Sunday, February 7, 2016

Book Review: The Last Apprentice 11: Slither

The Last Apprentice: Slither by: Joseph Delaney, illustrated by Patrick Arrasmith, (2013)
In this story we are introduced to new characters.  Way to the north live creatures who prey on humans for the most part, using their women as slaves for breeding and drinking their blood.  (Their favorite meal is blood.)  Slither is a Haizda Mage, meaning he controls an area to the south, where humans live, and feeds off the blood of the farmer’s children and animals.  He has incredible skills, to make himself large and small, as well as fighting skills, and he uses magical powers he derives from souls and from blood.  He has formed an agreement with one farmer where he only feeds from the animals, and leaves the daughters alone.  However when the farmer dies in an accident, things change.  He gives his oldest daughter to the mage as a slave, for an agreement to take the two young daughter to safe keeping.  Thus a traveling adventure begins. 
However things do not go well.  They are all taken captive.  Nessa, the oldest daughter saves the life of Slither, for which he rescues them.  However in doing so he kills a couple formidable foes.  Now he is sent to trial by fighting against a beast which has never been defeated.  Grimalkin joins him in this fight.  She is drawn to the area by a meteor with special metal. 
In this book, Delaney is more naturalistic than most of his other books, although he tend to this flavor.  This book, the description of the effects of a disease carried by poison in the talons of the beast is just too much.  It gets beyond disgusting.

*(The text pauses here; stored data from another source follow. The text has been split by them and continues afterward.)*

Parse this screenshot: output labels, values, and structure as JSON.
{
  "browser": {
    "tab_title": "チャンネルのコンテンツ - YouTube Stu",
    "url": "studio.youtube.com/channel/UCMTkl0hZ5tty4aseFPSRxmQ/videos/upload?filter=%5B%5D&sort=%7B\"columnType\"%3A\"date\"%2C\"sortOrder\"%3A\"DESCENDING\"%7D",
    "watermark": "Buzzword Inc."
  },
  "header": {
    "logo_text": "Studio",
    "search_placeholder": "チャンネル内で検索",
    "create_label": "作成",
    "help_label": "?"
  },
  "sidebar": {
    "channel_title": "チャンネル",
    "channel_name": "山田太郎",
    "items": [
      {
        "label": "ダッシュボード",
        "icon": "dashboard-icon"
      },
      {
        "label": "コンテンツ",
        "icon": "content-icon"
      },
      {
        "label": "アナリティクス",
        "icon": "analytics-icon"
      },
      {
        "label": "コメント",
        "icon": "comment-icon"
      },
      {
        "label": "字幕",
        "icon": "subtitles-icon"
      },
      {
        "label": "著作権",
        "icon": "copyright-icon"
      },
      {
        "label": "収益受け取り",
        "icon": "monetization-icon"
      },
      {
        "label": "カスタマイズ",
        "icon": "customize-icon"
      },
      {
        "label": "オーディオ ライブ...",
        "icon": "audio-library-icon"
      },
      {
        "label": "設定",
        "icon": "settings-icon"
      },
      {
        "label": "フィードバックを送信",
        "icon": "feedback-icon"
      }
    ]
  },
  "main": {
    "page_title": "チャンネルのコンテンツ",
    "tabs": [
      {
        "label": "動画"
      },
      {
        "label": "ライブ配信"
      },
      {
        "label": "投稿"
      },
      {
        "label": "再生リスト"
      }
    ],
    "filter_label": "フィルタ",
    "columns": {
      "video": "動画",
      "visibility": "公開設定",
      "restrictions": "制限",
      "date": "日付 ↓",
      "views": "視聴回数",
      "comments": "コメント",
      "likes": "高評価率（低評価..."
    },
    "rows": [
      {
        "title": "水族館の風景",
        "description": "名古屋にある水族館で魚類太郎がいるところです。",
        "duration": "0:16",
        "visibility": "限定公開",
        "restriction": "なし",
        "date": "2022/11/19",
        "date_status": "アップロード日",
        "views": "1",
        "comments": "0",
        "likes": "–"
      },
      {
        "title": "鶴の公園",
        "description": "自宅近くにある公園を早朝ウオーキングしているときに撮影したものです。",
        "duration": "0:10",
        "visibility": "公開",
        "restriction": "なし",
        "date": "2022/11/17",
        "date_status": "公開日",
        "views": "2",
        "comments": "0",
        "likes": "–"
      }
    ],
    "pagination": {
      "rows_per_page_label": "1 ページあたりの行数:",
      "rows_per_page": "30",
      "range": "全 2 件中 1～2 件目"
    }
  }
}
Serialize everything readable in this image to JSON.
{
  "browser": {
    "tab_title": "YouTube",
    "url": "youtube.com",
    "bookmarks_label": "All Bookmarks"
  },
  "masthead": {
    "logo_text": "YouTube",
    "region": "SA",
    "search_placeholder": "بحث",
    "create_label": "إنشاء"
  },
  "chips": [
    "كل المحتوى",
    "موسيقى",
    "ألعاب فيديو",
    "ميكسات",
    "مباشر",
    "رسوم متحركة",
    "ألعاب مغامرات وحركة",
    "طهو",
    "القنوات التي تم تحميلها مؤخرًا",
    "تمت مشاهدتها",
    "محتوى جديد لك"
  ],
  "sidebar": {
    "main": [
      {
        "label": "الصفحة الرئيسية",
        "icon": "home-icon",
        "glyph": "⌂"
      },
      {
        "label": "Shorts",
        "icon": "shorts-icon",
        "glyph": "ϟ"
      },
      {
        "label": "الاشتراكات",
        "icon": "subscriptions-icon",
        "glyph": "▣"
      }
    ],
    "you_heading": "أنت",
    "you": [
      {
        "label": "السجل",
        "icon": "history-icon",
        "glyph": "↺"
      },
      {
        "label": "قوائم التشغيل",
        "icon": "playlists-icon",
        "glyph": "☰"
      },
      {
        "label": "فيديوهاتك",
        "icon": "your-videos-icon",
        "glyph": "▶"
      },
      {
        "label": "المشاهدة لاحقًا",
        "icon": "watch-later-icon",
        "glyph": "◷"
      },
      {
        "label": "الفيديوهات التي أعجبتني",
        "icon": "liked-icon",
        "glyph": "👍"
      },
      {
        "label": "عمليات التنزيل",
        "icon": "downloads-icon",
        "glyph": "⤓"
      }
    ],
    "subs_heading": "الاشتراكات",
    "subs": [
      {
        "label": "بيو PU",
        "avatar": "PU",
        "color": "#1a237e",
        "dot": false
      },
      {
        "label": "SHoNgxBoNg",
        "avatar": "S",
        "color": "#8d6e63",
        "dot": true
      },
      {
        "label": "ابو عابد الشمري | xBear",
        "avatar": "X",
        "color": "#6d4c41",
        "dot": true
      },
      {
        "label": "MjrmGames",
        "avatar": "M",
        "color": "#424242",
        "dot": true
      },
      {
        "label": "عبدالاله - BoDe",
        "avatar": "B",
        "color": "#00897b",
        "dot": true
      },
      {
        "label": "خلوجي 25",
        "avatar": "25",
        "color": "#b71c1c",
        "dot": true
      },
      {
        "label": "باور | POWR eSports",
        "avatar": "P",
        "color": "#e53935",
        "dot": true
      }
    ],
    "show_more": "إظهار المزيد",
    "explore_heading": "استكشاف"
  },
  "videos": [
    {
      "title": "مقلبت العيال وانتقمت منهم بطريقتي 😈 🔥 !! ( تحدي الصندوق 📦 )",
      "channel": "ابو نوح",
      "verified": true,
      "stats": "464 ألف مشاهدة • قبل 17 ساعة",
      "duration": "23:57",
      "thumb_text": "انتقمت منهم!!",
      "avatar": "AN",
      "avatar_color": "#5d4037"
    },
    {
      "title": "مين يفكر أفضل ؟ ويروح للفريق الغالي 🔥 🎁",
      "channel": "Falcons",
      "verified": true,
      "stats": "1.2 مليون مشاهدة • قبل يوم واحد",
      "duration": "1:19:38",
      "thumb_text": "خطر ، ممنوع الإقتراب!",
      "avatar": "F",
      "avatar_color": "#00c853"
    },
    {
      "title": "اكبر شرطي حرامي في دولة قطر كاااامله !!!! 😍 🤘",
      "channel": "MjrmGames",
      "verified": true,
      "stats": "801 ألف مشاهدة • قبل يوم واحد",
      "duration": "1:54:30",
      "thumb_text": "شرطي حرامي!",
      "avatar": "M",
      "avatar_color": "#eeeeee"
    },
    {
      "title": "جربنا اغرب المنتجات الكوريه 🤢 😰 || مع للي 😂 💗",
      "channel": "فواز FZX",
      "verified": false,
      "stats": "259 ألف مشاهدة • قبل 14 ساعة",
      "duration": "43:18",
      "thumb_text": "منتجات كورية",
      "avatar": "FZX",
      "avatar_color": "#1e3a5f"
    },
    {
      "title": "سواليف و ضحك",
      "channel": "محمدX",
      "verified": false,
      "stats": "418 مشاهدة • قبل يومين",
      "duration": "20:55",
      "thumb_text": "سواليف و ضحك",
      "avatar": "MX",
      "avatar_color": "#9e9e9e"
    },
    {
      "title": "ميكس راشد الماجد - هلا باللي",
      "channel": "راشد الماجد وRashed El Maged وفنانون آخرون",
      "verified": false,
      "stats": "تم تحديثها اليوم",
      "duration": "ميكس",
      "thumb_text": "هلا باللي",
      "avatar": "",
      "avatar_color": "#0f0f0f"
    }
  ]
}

Thursday, February 4, 2016

Final Osmond Family Concert (2008)

This is an excellent concert which features some old Osmond songs, some spiritual songs and The Mormon tabernacle Choir.  Marie seems to have some costume and mic issues but other than that it goes off without a hitch.  The highlight is the last two numbers where the older Osmond Brothers join in with ASL while the rest of the family sings.  This is a 50 year tribute to the Osmonds in entertainment.

Seals & Crofts - Full Concert - 11/02/72 - Hofstra University (OFFICIAL)

Even though this says full concert, it is only three songs, "Summer Breeze," "Humming Bird" and an instrumental country stomping song with Jim Seals on violin.  Even though short, these songs are plenty of fun.

Now 48: That's What I Call Music (2013)

If this is an example of where music is headed, I am disappointed.  So lets start with the good.  Katy Perry does a great job with "Roar."  This song will be played over and over.  There is another number one, "Blurred Lines" by Robin Thicke.  I did not care for this as much.  "Everything Has Changed" by Taylor Swift is also acceptable.  however the rest comes off to me as noise.  It is interested how music has changed.  As for Lady Gaga and Miley Cyrus I just don't get them.  Miley Cyrus sings "It's my body and I'll do what I want to."  She sounds like a spoiled two-year-old.

Picture Book Review: In a People House by Theo. LeSieg

In a People House, by Theo LeSieg (Dr. Seuss) illustrated by Roy McKie, Bright and Early Books,  Random House, New York, 1972.
This Dr. Seuss book is published under his pseudonym, Theo. LeSeig, his birth name spelled backwards.  The goal of this book was to introduce children to new words.  In this book a mouse invites his bird friend into a people house to see what is inside the house.  The see many wonderful things, clock, ball, broom, door and many more.  There viewing ends with a big crash, and then they remember there are people in the house who don't care for birds and mice in their house.  This book has the Dr. Seuss rhyming magic, and simple illustrations from Roy McKie although Seuss usually illustrated his own books.